Strain measurements show volume contraction upon delithiation and volume expansion upon lithiation of the LMO electrode. The derivative of strain with respect to potential exhibits four distinct features, two upon delithiation (see figure) and two upon lithiation. The main features are aligned with the peaks in the cyclic voltammogram (CV) and correlate to changes in the LMO spinel lattice parameters.⁵

Tensile stress (surface contraction) is observed upon LMO delithiation, and compressive stress (surface expansion) is observed upon lithiation. The derivative of stress with respect to potential also exhibits four distinct features. The stress derivative feature at lower potentials during delithiation precedes the current peak and therefore indicates that a significant surface contraction occurs before delithiation (see figure).

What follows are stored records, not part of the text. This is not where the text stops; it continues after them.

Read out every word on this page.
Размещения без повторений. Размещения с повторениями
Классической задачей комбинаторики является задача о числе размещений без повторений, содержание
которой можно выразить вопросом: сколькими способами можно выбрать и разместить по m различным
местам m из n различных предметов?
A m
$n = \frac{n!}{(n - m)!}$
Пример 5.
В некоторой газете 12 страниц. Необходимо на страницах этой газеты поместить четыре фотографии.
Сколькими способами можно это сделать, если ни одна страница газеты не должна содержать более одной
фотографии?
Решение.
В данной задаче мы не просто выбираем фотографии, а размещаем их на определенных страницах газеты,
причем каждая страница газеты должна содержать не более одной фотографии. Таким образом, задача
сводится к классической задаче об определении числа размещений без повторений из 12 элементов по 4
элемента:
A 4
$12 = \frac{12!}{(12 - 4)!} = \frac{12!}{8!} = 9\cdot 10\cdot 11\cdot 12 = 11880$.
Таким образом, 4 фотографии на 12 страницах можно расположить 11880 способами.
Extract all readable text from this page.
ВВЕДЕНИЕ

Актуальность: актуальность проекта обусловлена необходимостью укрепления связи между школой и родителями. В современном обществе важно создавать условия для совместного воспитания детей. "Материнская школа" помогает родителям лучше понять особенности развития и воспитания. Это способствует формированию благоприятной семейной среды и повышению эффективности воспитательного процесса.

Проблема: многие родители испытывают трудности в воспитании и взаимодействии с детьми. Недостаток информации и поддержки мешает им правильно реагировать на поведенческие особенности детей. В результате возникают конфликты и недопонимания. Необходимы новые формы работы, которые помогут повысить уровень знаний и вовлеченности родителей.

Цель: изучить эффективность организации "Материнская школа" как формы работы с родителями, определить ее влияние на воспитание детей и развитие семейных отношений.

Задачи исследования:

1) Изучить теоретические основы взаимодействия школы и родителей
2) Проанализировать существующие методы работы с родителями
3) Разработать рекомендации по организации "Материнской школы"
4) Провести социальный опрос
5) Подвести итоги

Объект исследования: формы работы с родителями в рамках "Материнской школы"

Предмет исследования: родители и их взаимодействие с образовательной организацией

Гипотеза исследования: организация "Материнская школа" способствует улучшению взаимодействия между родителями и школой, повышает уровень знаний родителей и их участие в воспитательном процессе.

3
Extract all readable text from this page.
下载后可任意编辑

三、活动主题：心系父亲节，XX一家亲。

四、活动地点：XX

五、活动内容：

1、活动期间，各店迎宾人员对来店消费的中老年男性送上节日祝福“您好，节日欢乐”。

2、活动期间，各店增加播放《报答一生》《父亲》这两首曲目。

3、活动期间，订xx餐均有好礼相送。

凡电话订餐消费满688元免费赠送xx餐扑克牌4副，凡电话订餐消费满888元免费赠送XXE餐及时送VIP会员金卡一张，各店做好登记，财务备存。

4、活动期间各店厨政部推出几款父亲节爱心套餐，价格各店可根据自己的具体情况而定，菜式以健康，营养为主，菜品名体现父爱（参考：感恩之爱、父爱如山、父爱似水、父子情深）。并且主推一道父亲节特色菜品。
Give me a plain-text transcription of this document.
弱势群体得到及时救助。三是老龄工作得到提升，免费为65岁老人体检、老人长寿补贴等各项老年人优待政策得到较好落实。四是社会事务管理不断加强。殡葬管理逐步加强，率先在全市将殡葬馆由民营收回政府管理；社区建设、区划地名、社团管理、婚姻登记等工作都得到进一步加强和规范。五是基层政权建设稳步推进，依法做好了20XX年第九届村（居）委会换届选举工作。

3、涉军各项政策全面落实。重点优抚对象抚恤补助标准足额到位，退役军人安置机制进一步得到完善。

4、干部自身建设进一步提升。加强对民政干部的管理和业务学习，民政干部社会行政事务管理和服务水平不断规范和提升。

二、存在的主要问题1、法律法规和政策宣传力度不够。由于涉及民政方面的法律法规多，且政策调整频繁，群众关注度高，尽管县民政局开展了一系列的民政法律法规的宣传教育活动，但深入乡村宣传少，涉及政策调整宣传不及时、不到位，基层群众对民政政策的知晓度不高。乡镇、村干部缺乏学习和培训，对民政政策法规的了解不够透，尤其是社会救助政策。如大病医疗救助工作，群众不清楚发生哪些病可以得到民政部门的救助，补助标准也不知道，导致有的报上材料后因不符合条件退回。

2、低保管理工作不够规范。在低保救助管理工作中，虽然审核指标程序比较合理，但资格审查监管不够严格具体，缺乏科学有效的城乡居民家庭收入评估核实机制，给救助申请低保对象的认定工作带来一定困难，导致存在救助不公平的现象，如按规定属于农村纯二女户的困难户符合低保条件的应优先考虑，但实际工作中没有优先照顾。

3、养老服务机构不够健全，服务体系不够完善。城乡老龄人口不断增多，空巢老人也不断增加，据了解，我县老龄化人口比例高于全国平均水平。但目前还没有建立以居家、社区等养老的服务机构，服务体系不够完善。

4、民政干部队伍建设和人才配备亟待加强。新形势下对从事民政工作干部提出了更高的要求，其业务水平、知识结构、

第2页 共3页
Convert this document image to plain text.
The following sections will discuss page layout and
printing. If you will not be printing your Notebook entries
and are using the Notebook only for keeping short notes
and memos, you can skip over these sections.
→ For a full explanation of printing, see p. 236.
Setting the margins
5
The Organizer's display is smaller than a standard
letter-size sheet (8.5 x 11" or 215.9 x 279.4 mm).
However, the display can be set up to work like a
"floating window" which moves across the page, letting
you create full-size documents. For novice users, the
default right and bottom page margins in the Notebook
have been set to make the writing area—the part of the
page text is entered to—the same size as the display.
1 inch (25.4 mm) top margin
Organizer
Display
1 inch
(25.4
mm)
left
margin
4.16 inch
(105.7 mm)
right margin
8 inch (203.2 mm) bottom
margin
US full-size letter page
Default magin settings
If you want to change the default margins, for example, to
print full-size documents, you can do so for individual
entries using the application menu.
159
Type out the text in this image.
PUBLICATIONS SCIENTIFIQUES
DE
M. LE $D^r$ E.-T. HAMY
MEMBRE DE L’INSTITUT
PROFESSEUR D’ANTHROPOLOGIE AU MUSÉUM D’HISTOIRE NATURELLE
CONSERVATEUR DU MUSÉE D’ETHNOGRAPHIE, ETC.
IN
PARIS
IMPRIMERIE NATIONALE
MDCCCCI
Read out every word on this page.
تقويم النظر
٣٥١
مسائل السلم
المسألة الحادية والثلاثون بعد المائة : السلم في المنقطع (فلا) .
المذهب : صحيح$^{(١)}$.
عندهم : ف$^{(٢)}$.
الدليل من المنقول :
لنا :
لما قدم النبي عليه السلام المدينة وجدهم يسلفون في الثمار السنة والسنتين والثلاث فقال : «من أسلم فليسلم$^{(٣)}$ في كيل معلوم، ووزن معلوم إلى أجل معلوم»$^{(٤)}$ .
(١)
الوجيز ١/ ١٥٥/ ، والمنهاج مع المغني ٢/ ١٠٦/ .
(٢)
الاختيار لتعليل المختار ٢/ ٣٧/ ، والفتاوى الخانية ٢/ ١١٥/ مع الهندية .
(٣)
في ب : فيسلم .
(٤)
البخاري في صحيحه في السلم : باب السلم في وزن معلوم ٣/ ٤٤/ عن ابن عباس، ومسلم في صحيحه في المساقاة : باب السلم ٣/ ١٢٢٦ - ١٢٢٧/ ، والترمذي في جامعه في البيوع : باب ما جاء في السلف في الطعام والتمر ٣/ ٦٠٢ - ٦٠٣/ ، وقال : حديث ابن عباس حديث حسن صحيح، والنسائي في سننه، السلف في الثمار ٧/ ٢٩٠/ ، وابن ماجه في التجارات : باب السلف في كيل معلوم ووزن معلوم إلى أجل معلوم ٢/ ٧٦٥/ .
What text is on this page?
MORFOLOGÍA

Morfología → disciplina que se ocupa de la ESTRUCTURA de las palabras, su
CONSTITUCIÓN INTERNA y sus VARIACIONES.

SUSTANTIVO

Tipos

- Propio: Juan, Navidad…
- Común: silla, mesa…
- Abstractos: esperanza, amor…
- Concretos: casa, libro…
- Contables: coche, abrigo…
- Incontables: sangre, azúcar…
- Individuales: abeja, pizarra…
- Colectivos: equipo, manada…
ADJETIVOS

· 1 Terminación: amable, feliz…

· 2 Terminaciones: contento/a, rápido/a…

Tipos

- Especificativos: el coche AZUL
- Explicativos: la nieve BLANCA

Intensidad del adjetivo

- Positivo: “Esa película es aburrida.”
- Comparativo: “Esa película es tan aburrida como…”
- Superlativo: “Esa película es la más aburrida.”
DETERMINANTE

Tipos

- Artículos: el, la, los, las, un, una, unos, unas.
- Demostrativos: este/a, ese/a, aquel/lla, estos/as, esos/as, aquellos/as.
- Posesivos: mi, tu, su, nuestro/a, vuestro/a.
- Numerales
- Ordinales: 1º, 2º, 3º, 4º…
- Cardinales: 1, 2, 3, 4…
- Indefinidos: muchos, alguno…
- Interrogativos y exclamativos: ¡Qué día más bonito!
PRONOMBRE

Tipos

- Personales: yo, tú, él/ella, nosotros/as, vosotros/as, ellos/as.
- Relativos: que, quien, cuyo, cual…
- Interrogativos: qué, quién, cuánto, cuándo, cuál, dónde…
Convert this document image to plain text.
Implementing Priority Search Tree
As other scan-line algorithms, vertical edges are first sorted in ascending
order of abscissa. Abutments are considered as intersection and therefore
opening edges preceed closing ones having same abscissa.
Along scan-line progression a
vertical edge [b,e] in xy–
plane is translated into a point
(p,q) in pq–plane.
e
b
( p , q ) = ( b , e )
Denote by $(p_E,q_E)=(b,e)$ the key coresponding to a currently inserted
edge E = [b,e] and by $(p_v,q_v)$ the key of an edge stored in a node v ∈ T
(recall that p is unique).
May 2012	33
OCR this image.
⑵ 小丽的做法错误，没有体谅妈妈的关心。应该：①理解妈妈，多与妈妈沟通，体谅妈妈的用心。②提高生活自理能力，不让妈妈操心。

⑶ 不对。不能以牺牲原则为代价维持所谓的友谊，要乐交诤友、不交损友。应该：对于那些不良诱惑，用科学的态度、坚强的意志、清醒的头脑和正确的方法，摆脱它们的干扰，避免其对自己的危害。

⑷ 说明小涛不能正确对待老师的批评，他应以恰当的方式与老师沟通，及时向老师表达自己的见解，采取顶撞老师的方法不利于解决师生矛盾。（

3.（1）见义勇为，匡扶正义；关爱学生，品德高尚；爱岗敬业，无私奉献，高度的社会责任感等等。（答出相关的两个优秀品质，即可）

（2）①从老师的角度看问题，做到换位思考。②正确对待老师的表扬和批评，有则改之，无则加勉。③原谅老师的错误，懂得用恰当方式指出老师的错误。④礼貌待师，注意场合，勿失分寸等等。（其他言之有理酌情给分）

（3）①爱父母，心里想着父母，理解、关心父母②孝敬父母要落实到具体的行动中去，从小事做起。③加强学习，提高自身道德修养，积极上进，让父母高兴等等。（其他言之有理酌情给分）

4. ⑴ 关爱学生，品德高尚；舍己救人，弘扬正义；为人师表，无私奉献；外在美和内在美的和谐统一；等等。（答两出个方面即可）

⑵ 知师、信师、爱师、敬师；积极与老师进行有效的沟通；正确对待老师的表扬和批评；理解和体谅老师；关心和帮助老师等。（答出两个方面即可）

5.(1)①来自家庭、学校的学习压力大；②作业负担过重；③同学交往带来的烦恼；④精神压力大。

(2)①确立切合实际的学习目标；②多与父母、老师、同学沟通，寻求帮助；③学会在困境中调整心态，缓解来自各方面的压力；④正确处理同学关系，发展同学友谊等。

Stress and strain occur asynchronously during delithiation of LMO suggesting that different processes control bulk versus surface expansion and contraction. Strain is governed by changes in the bulk lattice parameters, and stress is controlled by numerous processes such as surface film growth and lattice distortions at the electrode/electrolyte interface.

 References

1. Thackeray, M. M.; Johnson, P. J.; Depicciotto, L. A.; Bruce, P. G.; Goodenough, J. B. Mater. Res. Bull. 1984, 19, 179.
2. Yi, T. F.; Zhu, Y. R.; Zhu, X. D.; Shu, J.; Yue, C. B.; Zhou, A. N. Ionics 2009, 15, 779.
3. Thackeray, M. M.; David, W. I. F.; Bruce, P. G.; Goodenough, J. B. Mater. Res. Bull. 1983, 18, 461.
4. Amatucci, G. G.; Schmutz, C .N.; Blyr, A.; Sigala, C.; Gozdz, A. S.; Larcher, D.; Tarascon, J. M. J. Power Sources 1997, 69, 11.
5. Sun, X.; Yang, X. Q.; Balasubramanian, M.; McBreen, J.; Xia, Y.; Sakai, T. J. Electrochem. Soc. 2002, 149, A842.